In a season in which the top-ranked college basketball team is Gonzaga, it’s time to take a look back at the greatest player to come out of that school: Spokane’s hometown hero and Utah Jazz legend John Stockton. When I played high school basketball, my coach used to threaten us that if we didn’t practice hard, he’d make us wear “John Stockton booty-huggers.” While it’s true that Stockton persisted in wearing the 1980s short shorts as the rest of the NBA moved into the 1990s long shorts style, it’s also true that Stockton was much more than a reverse fashion icon. In fact, he was one of the very greatest to ever play the game. And if you take into account a combination of how small he was (6’1”, 170 lbs) and how small his shorts were, he may be – inch for inch – the greatest ever.
Stockton’s longtime teammate Karl Malone’s nickname was “The Mailman” because he always delivered, but Stockton was the real mailman. Shouldn’t the guy delivering the passes that set up the baskets be the one with that nickname? The lack of a memorable nickname is just one way Stockton is unappreciated. The NBA has five main counting statistics: points, rebounds, assists, steals, and blocks. Stockton is the all-time leader in two of those! And that’s after a four-year college career. His totals would be even higher if he’d jumped to the NBA sooner, as most players do today. His assist total of 15,806 is 31% higher than the number two man on the list, Jason Kidd (who only stayed in college for two years). And his steals total of 3,265 is 22% higher than the number two guy – Kidd, again.

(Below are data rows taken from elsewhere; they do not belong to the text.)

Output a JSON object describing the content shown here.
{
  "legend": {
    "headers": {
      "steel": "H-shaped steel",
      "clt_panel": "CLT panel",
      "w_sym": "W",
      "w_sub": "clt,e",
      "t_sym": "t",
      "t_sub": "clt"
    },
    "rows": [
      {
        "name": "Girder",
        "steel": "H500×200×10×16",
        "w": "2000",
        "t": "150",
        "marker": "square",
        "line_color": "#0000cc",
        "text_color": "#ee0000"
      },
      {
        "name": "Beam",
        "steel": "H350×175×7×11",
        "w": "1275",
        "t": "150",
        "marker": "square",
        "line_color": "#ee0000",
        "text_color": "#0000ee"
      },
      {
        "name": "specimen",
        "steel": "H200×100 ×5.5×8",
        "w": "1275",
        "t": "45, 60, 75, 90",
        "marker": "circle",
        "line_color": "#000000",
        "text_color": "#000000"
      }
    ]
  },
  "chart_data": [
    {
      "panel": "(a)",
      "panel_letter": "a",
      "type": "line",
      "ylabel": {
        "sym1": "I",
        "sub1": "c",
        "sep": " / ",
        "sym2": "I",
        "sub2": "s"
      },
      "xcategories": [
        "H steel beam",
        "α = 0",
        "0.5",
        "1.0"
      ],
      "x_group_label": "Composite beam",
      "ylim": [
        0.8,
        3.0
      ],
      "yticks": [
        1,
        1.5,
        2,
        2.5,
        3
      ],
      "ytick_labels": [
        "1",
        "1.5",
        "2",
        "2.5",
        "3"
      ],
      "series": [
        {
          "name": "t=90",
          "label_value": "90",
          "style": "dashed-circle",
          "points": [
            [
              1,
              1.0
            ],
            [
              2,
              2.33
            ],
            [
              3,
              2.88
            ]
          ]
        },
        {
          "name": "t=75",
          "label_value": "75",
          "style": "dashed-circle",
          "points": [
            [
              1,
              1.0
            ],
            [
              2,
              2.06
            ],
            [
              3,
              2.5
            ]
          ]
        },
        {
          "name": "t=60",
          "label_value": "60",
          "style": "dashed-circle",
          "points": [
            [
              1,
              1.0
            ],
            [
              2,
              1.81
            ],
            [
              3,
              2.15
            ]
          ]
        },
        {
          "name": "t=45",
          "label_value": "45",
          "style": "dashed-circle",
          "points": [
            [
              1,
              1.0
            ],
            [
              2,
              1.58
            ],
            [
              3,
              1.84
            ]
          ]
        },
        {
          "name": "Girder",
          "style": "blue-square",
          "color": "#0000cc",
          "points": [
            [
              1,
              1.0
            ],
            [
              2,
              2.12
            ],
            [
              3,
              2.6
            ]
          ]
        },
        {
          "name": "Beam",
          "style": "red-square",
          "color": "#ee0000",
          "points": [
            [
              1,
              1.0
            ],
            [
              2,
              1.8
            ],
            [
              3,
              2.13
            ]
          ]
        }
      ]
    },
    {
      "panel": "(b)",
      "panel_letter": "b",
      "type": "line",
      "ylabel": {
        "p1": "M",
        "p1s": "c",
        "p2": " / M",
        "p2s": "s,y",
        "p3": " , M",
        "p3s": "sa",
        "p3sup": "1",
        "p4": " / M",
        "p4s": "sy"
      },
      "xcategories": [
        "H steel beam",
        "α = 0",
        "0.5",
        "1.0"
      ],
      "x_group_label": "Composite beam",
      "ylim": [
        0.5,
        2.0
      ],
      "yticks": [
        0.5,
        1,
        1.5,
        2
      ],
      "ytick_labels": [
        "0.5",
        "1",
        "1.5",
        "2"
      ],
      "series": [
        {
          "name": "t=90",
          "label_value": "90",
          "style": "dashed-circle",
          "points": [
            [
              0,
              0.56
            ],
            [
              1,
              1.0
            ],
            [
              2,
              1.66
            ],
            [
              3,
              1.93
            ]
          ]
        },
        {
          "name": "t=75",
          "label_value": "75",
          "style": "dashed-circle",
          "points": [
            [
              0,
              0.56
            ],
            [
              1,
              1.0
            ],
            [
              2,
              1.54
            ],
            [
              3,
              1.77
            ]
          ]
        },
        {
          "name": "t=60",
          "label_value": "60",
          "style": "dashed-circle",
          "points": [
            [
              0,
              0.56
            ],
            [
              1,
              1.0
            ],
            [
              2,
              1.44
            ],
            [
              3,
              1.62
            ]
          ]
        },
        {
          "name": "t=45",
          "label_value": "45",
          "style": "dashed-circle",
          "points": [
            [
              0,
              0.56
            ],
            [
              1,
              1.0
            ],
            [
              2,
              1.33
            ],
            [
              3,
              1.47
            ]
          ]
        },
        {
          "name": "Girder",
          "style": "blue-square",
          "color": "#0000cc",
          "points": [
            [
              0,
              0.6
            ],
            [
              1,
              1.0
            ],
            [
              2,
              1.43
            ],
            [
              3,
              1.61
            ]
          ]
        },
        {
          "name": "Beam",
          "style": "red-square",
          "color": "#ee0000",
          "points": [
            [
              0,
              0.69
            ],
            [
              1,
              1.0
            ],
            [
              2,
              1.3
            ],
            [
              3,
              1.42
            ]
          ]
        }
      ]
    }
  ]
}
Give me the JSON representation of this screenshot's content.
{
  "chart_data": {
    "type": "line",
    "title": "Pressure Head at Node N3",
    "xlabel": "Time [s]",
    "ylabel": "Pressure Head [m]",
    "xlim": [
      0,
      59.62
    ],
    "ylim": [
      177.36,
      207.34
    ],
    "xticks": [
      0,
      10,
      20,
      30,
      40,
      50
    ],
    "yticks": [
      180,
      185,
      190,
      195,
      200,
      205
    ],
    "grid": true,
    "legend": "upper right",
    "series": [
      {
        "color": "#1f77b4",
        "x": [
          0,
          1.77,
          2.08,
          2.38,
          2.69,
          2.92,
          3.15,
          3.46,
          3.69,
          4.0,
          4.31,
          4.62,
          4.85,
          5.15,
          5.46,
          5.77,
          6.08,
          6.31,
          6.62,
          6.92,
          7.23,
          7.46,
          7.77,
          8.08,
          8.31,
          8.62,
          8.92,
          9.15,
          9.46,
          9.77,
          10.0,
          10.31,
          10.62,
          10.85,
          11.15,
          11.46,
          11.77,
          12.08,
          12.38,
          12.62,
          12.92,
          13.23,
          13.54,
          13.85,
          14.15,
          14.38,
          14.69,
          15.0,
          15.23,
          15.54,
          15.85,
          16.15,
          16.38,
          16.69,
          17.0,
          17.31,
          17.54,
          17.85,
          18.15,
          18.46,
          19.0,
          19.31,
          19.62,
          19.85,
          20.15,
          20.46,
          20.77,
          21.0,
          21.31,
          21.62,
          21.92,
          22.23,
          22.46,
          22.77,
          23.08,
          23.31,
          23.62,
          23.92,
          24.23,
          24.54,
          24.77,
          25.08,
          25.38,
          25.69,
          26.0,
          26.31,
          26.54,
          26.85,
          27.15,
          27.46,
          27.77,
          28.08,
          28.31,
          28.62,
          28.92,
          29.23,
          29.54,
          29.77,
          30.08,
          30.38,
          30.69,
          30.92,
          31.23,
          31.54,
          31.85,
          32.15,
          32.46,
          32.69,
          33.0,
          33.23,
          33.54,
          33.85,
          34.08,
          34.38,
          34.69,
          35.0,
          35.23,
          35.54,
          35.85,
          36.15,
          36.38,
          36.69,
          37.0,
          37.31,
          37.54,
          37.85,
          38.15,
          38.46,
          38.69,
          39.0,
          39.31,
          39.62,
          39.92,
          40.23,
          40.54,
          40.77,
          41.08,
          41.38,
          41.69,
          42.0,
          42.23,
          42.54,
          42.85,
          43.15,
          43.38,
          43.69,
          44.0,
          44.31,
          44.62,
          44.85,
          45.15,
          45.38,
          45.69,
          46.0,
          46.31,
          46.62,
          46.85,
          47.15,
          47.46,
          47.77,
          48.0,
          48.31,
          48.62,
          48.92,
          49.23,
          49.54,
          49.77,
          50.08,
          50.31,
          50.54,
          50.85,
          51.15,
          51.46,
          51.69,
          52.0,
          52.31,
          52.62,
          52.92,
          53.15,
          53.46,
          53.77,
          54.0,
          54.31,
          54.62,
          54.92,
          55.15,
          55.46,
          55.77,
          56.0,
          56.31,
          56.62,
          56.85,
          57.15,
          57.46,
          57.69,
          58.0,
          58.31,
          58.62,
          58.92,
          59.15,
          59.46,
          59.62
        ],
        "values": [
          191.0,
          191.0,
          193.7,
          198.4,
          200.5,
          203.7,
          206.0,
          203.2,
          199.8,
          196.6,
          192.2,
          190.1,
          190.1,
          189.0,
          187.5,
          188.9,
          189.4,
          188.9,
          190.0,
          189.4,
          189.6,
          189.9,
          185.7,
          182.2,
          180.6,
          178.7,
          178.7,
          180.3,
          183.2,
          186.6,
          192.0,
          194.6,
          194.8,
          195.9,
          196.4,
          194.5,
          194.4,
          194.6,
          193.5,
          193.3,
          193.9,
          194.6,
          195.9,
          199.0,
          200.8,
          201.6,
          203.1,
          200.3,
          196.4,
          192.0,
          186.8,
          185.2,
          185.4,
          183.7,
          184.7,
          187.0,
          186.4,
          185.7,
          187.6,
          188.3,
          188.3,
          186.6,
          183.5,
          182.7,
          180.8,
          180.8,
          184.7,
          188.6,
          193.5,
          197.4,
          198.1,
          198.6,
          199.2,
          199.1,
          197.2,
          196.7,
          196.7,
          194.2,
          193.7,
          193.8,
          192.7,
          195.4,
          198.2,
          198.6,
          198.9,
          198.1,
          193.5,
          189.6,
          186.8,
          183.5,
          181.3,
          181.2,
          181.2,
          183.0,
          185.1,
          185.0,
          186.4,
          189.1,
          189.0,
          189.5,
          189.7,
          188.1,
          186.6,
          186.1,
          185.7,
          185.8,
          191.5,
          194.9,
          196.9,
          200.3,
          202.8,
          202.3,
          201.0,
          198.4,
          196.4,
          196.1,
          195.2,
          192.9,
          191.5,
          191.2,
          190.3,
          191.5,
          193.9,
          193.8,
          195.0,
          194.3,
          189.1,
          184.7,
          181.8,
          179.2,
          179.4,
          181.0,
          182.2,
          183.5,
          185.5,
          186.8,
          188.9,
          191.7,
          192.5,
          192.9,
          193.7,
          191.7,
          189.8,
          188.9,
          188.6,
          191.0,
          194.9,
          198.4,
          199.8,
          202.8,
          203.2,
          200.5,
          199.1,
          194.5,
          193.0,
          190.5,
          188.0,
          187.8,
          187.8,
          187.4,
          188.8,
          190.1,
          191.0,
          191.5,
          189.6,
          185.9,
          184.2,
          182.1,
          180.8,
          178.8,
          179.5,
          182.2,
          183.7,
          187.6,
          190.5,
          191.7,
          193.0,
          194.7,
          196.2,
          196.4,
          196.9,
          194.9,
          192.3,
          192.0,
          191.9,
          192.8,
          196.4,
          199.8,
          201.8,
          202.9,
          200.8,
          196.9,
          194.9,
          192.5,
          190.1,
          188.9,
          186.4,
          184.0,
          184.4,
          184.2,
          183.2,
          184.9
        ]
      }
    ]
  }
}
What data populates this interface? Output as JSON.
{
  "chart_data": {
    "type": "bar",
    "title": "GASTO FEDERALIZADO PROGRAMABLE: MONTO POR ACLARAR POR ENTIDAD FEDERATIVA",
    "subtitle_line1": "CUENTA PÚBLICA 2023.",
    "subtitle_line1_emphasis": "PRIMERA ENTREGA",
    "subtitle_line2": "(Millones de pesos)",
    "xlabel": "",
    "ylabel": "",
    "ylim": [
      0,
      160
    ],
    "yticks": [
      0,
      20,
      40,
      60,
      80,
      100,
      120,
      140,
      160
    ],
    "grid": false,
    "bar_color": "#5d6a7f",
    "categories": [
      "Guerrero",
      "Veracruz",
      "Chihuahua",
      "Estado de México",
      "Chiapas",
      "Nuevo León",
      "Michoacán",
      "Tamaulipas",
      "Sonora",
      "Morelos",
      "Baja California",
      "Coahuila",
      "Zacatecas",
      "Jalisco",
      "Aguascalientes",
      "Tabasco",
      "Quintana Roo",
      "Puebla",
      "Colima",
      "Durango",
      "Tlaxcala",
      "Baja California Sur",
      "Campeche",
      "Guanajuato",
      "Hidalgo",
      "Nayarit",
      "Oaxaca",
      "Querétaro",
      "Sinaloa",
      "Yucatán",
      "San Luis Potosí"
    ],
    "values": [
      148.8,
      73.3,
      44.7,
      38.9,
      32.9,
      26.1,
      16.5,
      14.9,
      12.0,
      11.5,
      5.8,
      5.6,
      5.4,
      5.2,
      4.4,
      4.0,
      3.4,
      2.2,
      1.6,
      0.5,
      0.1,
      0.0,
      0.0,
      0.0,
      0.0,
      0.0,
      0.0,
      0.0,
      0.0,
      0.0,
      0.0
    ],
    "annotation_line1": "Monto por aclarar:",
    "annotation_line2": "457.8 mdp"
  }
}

But before you go saying “It sounds like Kidd was the most comparable player to Stockton,” let’s look at their field goal percentages: Stockton shot .515 from the field and .384 from three for his career, while Kidd shot an atrocious .400 from the field and .349 from three. That’s how much more efficient a scorer Stockton was than another all-time great point guard.
As far as his shooting percentage goes, John Stockton shot from the floor like a center who only shoots from inside of ten feet, despite his being a 6’1” perimeter player. While most guards were shooting less than .500 from the field, Stockton routinely finished among the league’s top 20, including a fourth-place finish at .574 in 1987-88. He led the league in true shooting percentage (a measure which takes into account 2-point field goals, 3-point field goals, and free throws) three times and finished in the top five eight times. He never averaged more than 17.2 points per game (which he did in both 1989-90 and 1990-91 because the man was consistent), but he never took as many as 12 shots per game. If he played in today’s game where point guards shoot much more often, he could have been one of the game’s top scorers.
Stockton led the league in assists per game nine times (including a record 14.5 per game in 1989-90), and he led in assist percentage 15 times! (That’s the percentage of teammate field goals a player assisted on while on the floor, a better indicator of passing prowess given that it controls for the speed of the game more). With a career assist percentage of 50.24, he’s the only man in NBA history to assist on the majority of baskets made by his teammates while he was on the court. Chris Paul is a distant second, with a career percentage of 45.43.
In a 19-year career in one city, John Stockton played in every single game in 17 of those 19 seasons and only missed 22 games in total. He’s basically the Cal Ripken, Jr. of the NBA… if Cal Ripken, Jr. were a significantly better player. This is not to denigrate Ripken, who was great. It’s just that Stockton was even more elite as a basketball player than Ripken was at baseball.
The biggest knock on Stockton is that he never won a championship, but he played in the Finals twice where he had the misfortune of facing Michael Jordan’s dynastic Bulls (in 1997 and 1998). Other all-time great point guards of recent vintage like Chris Paul and Steve Nash never even reached a single Finals. And basketball is, of course, a team game. While Stockton had another Hall of Fame teammate in Karl Malone, the Jazz never had a third star, as championship teams usually require. Most title teams have at least three Hall of Fame players; Stockton barely had a teammate beyond Malone even make an All-Star team. And yet he never once missed the playoffs in his 19 years.
Lest you think that the man kept playing up to age 41 just to compile more stats even as he slipped to a subpar level like many stars who play that long, let’s look at what he did in his final seasons. At age 38 and again at age 39 he led the league in offensive rating (an estimate of points produced per 100 possessions). At age 41, he finished fifth in assists, ninth in steals, and 20th in field goal percentage. And he topped the league in assist percentage again! He was a machine. He could have played until his mid-40s. And he would have if only he hadn’t had six children at home, which made him feel guilty to be on the road so often.
Stockton is sixth all-time in Win Shares (an estimate of the number of wins contributed by a player) with 207.7. Maybe it’s time we start thinking of John Stockton as an all-time top ten player. Or at the very least, start thinking about him a little more. Now, if you’ll excuse me, I’m going to do just that while I pull on my booty-huggers and hit the court.